Какое начало изберет Отакэ — новое или старое? Куда пойдет: в хоси или в комоку? Все ждали, какой ход он сделает. Первый ход черных был в пункт S16 (комоку), а это означало, что избрано старое традиционное начало. Первая загадка партии была решена.
Мастер смотрел на доску, сложив руки на коленях. Сохранилось много фотографий и кадров кинохроники, запечатлевших этот момент.
Все они изображают залитого ярким светом мастера — его губы так плотно сжаты, что кажутся выпяченными; сидящие вокруг доски люди исчезли в тени. Это была третья игра мастера, которую мне довелось видеть, и я уже знал, что мастер излучает за доской спокойствие, которое таинственным образом как бы охлаждает и очищает воздух вокруг него.
Прошло пять минут, и мастер, видимо забыв о записи хода, рассеянно взял камень, явно собираясь сделать ход.
— Сэнсэй, ваш ход будет только записан, — проговорил, обращаясь к мастеру, Отакэ. — Мне тоже порой кажется, что без поставленного на доску камня игра — не игра.
Сюсай поднялся и в сопровождении секретаря Ассоциации удалился в соседнюю комнату. Закрыв дверь, он записал на бланке свой ход и вложил бланк в конверт. Записанный ход считается недействительным, если его видел кто-нибудь, кроме самого игрока.
Затем мастер снова сел за доску.
— Воды, кажется, нет, — проговорил он и, послюнив два пальца, заклеил конверт.
На месте склейки мастер расписался. Отакэ поставил свою подпись чуть ниже. Этот конверт вложили в другой, большого размера, организаторы матча опечатали его и положили в сейф павильона Коёкан.
На этом церемония открытия закончилась. Обоих участников попросили еще раз сесть за доску, чтобы Кимура Ихэй смог сфотографировать их для заграничных агентств. Когда и это было сделано, все облегченно вздохнули. Несколько пожилых профессионалов подошли к доске и стали обмениваться замечаниями о камнях и доске. Кто говорил, что толщина камней шесть миллиметров, кто — пять, а Кимура, мастер игры в сёги, сказал:
— Камни высшего класса… позвольте потрогать, — и он взял несколько камней.

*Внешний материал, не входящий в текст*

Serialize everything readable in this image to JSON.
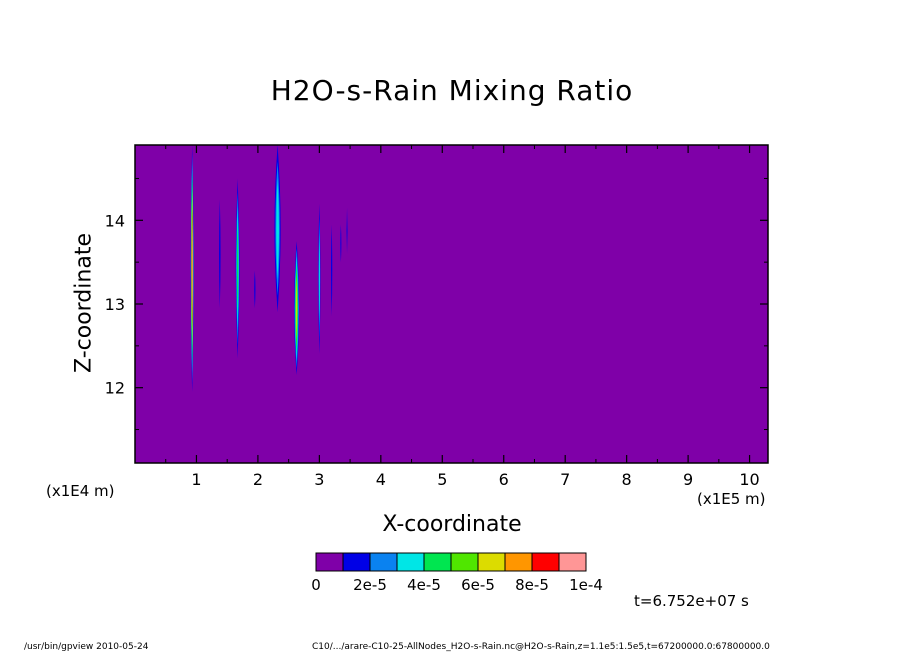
{
  "chart_data": {
    "type": "heatmap",
    "title": "H2O-s-Rain Mixing Ratio",
    "xlabel": "X-coordinate",
    "ylabel": "Z-coordinate",
    "x_scale_label": "(x1E4 m)",
    "y_scale_label": "(x1E5 m)",
    "xlim": [
      0,
      10.3
    ],
    "ylim": [
      11.1,
      14.9
    ],
    "x_ticks": [
      "1",
      "2",
      "3",
      "4",
      "5",
      "6",
      "7",
      "8",
      "9",
      "10"
    ],
    "y_ticks": [
      "12",
      "13",
      "14"
    ],
    "background_level": 0,
    "colorbar": {
      "colors": [
        "#7f00a8",
        "#0000e6",
        "#0a82f0",
        "#00e6e6",
        "#00e650",
        "#50e600",
        "#dcdc00",
        "#ff9600",
        "#ff0000",
        "#ff9696"
      ],
      "labels": [
        "0",
        "2e-5",
        "4e-5",
        "6e-5",
        "8e-5",
        "1e-4"
      ]
    },
    "features": [
      {
        "x": 0.93,
        "z_bottom": 11.95,
        "z_top": 14.9,
        "width": 0.1,
        "max_level": 9
      },
      {
        "x": 1.38,
        "z_bottom": 12.95,
        "z_top": 14.25,
        "width": 0.05,
        "max_level": 1
      },
      {
        "x": 1.67,
        "z_bottom": 12.35,
        "z_top": 14.5,
        "width": 0.12,
        "max_level": 4
      },
      {
        "x": 1.95,
        "z_bottom": 12.95,
        "z_top": 13.4,
        "width": 0.04,
        "max_level": 1
      },
      {
        "x": 2.32,
        "z_bottom": 12.9,
        "z_top": 14.9,
        "width": 0.2,
        "max_level": 3
      },
      {
        "x": 2.63,
        "z_bottom": 12.15,
        "z_top": 13.75,
        "width": 0.16,
        "max_level": 6
      },
      {
        "x": 3.0,
        "z_bottom": 12.4,
        "z_top": 14.2,
        "width": 0.07,
        "max_level": 3
      },
      {
        "x": 3.2,
        "z_bottom": 12.85,
        "z_top": 13.95,
        "width": 0.04,
        "max_level": 1
      },
      {
        "x": 3.35,
        "z_bottom": 13.5,
        "z_top": 13.95,
        "width": 0.03,
        "max_level": 1
      },
      {
        "x": 3.45,
        "z_bottom": 13.6,
        "z_top": 14.15,
        "width": 0.03,
        "max_level": 1
      }
    ]
  },
  "time_label": "t=6.752e+07 s",
  "footer": {
    "left": "/usr/bin/gpview 2010-05-24",
    "right": "C10/.../arare-C10-25-AllNodes_H2O-s-Rain.nc@H2O-s-Rain,z=1.1e5:1.5e5,t=67200000.0:67800000.0"
  }
}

Кое-кто из профессионалов готов был предоставить для этой выдающейся игры свои прославленные доски.
После недолгого перерыва начался банкет.
Кимуре, мастеру сёги, было тогда тридцать четыре года, мастеру сёги Сэкинэ XIII — семьдесят один год, Такаги, мастеру рэндзю, — пятьдесят один по японскому счету.
Сюсай Хонинобо родился в 1874 году и несколько дней назад скромно, как и подобает во время войны, отпраздновал в узком кругу свое шестидесятичетырехлетие. Перед началом второго игрового дня он заметил: «Интересно, кому больше лет? Павильону Коёкан или мне?»

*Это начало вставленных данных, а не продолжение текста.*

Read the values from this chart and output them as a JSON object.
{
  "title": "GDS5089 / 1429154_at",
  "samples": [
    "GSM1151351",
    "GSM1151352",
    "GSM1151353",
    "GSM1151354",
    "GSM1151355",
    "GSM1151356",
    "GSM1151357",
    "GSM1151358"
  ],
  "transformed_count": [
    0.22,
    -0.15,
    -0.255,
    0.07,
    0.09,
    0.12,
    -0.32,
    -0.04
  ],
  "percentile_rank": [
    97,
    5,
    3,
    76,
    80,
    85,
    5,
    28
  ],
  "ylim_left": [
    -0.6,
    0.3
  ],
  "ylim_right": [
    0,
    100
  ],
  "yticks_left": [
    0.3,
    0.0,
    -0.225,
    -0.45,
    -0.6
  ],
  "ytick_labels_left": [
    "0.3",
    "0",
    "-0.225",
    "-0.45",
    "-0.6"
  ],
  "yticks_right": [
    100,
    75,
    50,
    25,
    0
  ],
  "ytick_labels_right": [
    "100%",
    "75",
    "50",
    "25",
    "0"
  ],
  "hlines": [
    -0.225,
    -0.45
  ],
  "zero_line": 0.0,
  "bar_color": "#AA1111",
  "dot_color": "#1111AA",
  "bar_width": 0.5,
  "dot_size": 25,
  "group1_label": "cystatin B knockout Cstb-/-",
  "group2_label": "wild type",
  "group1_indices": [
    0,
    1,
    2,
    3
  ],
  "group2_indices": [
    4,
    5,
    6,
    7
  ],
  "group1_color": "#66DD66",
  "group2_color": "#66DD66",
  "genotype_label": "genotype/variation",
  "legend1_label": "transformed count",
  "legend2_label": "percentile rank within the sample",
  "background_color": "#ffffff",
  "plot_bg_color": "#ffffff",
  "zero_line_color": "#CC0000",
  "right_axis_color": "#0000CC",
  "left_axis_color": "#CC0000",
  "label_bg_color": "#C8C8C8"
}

Он рассказал, что в этом зале играли такие, знаменитости прошлого века, как Мурасэ Сюхо, игрок восьмого дана, и мастер Сюэй из династии Хонинобо, к которой он и сам принадлежит.
Игра второго дня велась на втором этаже в зале, выдержанном в стиле конца прошлого века: от раздвижной перегородки до подъемного окна все было украшено изображениями осенних листьев в соответствии с названием: Коёкан — Дворец осенней листвы. Один угол был отгорожен золоченой ширмой, расписанной осенними листьями в духе школы Корина[13]. В нише стояли зеленые листья и маргаритки. Из большого зала в восемнадцать татами[14] была видна другая комната, поменьше, там тоже стоял огромный букет. Было видно, что маргаритки в том букете немного увяли. В зал никто не входил, не считая девушки с короткой стрижкой, которая приносила очередную порцию чая.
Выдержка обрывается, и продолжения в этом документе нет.